Based on the analysis so far, ideally, several countermeasures are needed, such as "integrating extraction commands," "mandatory PRs," and "introducing execution permission levels." However, the response this time (PR #86, PR #89) was limited to a subset.

Primary Response (PR #86, #89)

  • Refreshing and integrating CLAUDE.md and related documentation
  • Explicitly indicating "what to do next" in conjunction with UI/UX (to reduce procedure skipping and incorrect reporting)

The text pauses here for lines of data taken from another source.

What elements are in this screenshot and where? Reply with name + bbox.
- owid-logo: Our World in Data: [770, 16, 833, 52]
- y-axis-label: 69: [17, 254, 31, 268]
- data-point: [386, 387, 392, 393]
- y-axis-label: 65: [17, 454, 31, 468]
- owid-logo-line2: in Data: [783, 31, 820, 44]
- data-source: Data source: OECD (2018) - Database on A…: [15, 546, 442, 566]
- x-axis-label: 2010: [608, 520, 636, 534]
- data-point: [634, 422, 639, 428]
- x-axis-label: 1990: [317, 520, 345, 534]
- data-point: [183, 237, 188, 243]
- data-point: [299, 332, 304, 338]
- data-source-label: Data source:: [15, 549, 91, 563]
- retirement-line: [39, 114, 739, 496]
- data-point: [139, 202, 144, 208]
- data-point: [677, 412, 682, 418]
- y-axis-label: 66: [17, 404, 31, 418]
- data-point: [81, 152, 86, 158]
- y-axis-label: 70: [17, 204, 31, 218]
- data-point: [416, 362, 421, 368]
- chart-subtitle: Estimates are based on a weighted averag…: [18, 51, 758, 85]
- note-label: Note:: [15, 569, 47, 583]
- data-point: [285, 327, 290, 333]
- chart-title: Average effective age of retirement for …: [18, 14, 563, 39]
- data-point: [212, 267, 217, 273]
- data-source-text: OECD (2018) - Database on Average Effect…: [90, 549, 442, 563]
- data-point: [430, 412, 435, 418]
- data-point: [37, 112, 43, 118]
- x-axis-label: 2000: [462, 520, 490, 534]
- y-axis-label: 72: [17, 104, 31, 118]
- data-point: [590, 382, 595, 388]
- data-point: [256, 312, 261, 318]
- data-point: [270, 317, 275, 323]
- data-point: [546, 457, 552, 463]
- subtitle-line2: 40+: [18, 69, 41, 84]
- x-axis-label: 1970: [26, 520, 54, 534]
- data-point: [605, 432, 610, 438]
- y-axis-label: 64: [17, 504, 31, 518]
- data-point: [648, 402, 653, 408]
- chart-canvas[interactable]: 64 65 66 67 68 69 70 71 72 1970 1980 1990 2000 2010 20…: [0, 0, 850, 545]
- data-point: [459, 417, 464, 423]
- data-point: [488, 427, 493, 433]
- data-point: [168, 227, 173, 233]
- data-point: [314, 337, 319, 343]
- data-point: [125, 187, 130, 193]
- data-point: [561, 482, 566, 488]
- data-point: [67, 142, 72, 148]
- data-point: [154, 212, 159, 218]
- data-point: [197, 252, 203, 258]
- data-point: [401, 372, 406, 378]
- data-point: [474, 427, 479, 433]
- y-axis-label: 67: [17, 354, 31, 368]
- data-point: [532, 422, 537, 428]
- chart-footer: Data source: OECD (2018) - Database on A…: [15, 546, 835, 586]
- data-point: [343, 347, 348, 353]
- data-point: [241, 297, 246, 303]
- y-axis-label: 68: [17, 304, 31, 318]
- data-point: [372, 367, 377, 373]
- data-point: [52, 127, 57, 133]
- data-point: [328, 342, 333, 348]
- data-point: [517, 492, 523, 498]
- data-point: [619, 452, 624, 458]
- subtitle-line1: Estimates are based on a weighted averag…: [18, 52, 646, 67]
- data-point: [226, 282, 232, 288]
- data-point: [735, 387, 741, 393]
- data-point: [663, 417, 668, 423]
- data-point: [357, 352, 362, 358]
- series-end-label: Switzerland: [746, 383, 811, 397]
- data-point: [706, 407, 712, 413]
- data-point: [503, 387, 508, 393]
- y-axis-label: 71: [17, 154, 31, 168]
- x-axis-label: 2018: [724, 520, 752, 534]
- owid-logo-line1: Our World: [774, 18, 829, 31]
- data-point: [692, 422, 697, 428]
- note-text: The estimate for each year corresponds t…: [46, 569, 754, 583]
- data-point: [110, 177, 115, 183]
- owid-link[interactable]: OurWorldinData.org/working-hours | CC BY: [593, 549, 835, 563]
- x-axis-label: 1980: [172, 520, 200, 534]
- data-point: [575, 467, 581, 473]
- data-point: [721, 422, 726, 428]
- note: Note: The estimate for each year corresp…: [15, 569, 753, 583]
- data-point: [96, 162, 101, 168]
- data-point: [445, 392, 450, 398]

Fundamental Response (Future Tasks)

  • RAG: Retrieve necessary information on demand
  • Few-shot: Present good examples to encourage learning
  • Summarization: Compress and organize important information
  • Context Engineering: Introduce information design philosophy

Furthermore, the research community is exploring the following approaches:

Technology Name Overview Merits/Challenges
Infini-attention Combines compressed memory + local attention + linear attention (arXiv) Retains long-range dependencies while improving computational efficiency. However, there is a risk of information loss during compression.
Sparse / Graph-based Attention Limits attention to local areas or graph structures instead of all tokens (arXiv) Reduces computational volume. However, there is a possibility of losing long-range dependencies.
Squeezed Attention Skips attention by clustering inputs (ACL Anthology) Effective for specific use cases. Unsuitable for general purposes.
MInference Accelerates pre-filling with dynamic sparse attention (OpenReview) Improves speed for large inputs. However, there is a risk of decreased accuracy.
SampleAttention Dynamically selects sparse patterns during execution (ResearchGate) Reduces processing while maintaining accuracy. However, additional computational costs arise.

Conclusion and Notes

  • Lost-in-the-Middle is not a universal phenomenon
    → Context length does not necessarily cause issues; the impact varies depending on the model and design.

  • PR #86 / #89 this time are emergency measures
    → Accuracy can be improved, but fundamental solutions require information design and prompt engineering.

Things to keep in mind:

  1. It cannot be concluded that "context length = cause of Lost-in-the-Middle."
  2. This response is a temporary strengthening measure.